Social Security spends 1 percent of its money on administration. Administrative costs for private insurance range between 12 and 14 percent, according to the American Council of Life Insurance.

Under Chile’s privatized retirement system, investment companies are collecting fees of 15 to 20 percent. Privatization would replace guaranteed benefits with benefits dependent on workers’ luck or skill as investors and the ups and downs of the stock market.

While the stock market has performed well in recent years, stocks do fall. Since 1956, there have been nine major downturns in the stock market. Prices have tumbled by 20 percent or more for months and even years at a time. If Social Security is privatized, pray you don’t retire the day or year after a crash.

Privatization would mean millions in fees for banks, insurance companies and investment firms.

"This could be huge for us." - An executive at State Street Bank, who did not want to be identified.

"Wall Street would not make a cent out of preserving the current system." -Teresa Ghilarducci, economist at the University of Notre Dame.

Options to Strengthen Social Security for Working Families
Social Security will be able to pay 100 per cent of benefits through 2032. After that, if no changes are made, Social Security will be able to pay 70 percent of benefits. But with modest fixes, Social Security can continue providing full retirement, disability and survivors benefits to working families long into the next century. Here are a few ideas worth considering for strengthening Social Security by increasing the amount of money going into the program:

Tap the federal budget surplus: We could take advantage of the nation’s unprecedented economic prosperity to set aside money to protect working families in the future.
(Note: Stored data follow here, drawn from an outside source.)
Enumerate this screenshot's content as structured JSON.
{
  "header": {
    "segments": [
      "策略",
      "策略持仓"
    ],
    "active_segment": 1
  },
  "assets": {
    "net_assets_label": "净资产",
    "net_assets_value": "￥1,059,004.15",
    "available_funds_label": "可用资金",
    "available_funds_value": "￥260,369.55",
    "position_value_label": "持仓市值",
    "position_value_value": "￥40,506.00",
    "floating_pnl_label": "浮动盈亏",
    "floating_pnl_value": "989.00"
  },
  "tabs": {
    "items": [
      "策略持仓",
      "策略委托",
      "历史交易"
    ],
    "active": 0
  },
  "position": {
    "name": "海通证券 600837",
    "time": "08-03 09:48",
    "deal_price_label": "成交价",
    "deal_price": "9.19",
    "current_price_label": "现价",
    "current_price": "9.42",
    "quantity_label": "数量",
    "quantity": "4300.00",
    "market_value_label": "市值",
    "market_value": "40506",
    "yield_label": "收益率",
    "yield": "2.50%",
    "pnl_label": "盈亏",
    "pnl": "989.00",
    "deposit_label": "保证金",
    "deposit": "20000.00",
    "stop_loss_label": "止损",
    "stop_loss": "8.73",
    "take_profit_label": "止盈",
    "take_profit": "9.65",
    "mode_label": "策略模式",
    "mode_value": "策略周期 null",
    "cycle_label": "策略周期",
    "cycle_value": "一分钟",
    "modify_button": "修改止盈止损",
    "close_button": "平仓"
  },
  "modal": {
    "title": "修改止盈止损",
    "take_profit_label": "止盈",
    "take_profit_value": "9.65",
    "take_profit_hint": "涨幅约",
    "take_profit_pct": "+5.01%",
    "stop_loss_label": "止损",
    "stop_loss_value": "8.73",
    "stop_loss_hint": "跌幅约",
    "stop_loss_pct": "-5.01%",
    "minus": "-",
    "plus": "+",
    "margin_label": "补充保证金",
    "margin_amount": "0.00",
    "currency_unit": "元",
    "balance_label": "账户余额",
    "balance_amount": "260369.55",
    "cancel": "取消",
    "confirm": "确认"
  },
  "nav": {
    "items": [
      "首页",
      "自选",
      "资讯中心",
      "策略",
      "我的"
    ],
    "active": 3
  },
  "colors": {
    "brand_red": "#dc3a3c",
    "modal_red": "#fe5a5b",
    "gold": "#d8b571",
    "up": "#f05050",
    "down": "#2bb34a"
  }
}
That’s a better deal than squandering the surplus on more tax cuts for the people who need them least, as some propose.

Tax earnings above the current cap of $68,400: Right now, high-income people contribute a much smaller percentage of their pay to Social Security than the average worker. Neither they nor their employers pay Social Security contributions on any money they earn over $68,400. That means someone earning $68,400 pays in the same amount as the average Fortune 500 CEO who earned $7.8 million last year, or 114 times as much. Raising or eliminating this cap could make a major contribution to Social Security’s funding.

Increase the tax rate slightly: Another possibility is to raise the payroll tax rate very slightly. Asking workers and employers each to pay another one-quarter of 1 percent—that’s $25 for every $10,000 you earn—would provide more than one-fifth of the projected amount Social Security will need to pay full benefits after 2032. But because the Social Security tax is applied to the first dollar of earnings, raising the payroll tax rate has the disadvantage of increasing taxes on all working families.

Change the trust funds’ investment mix: Right now, Social Security funds are exclusively in safe but low-yielding government bonds. One option some are advancing would change the funds’ investment mix to be more like the biggest, most successful pension funds by moving a portion of the money into stocks to generate a higher rate of return. This is a very different approach than individual investment accounts; it would retain Social Security’s promise of lifelong, defined benefits for retirement, disability and death. Having the overall fund invest in stocks would minimize risks for individuals.

Change the taxation of benefits: Another option is to change the way Social Security benefit payments are taxed so they receive the same treatment as pension benefits. Currently, only a part of the Social Security benefits exceeding what the worker paid into the system are included as taxable income. Some of the tax revenue raised this way goes to support the Social Security system. This change could be made in a way that helps the system’s financing but does not hurt the neediest Social Security recipients.

When workers earn more, and receive a larger share of the economic pie, more money flows into the Social Security system. Today’s unions work for better wages, better retirement plans—and a strong Social Security system. Being part of a union is still one of the best steps workers can take to protect the future of their families.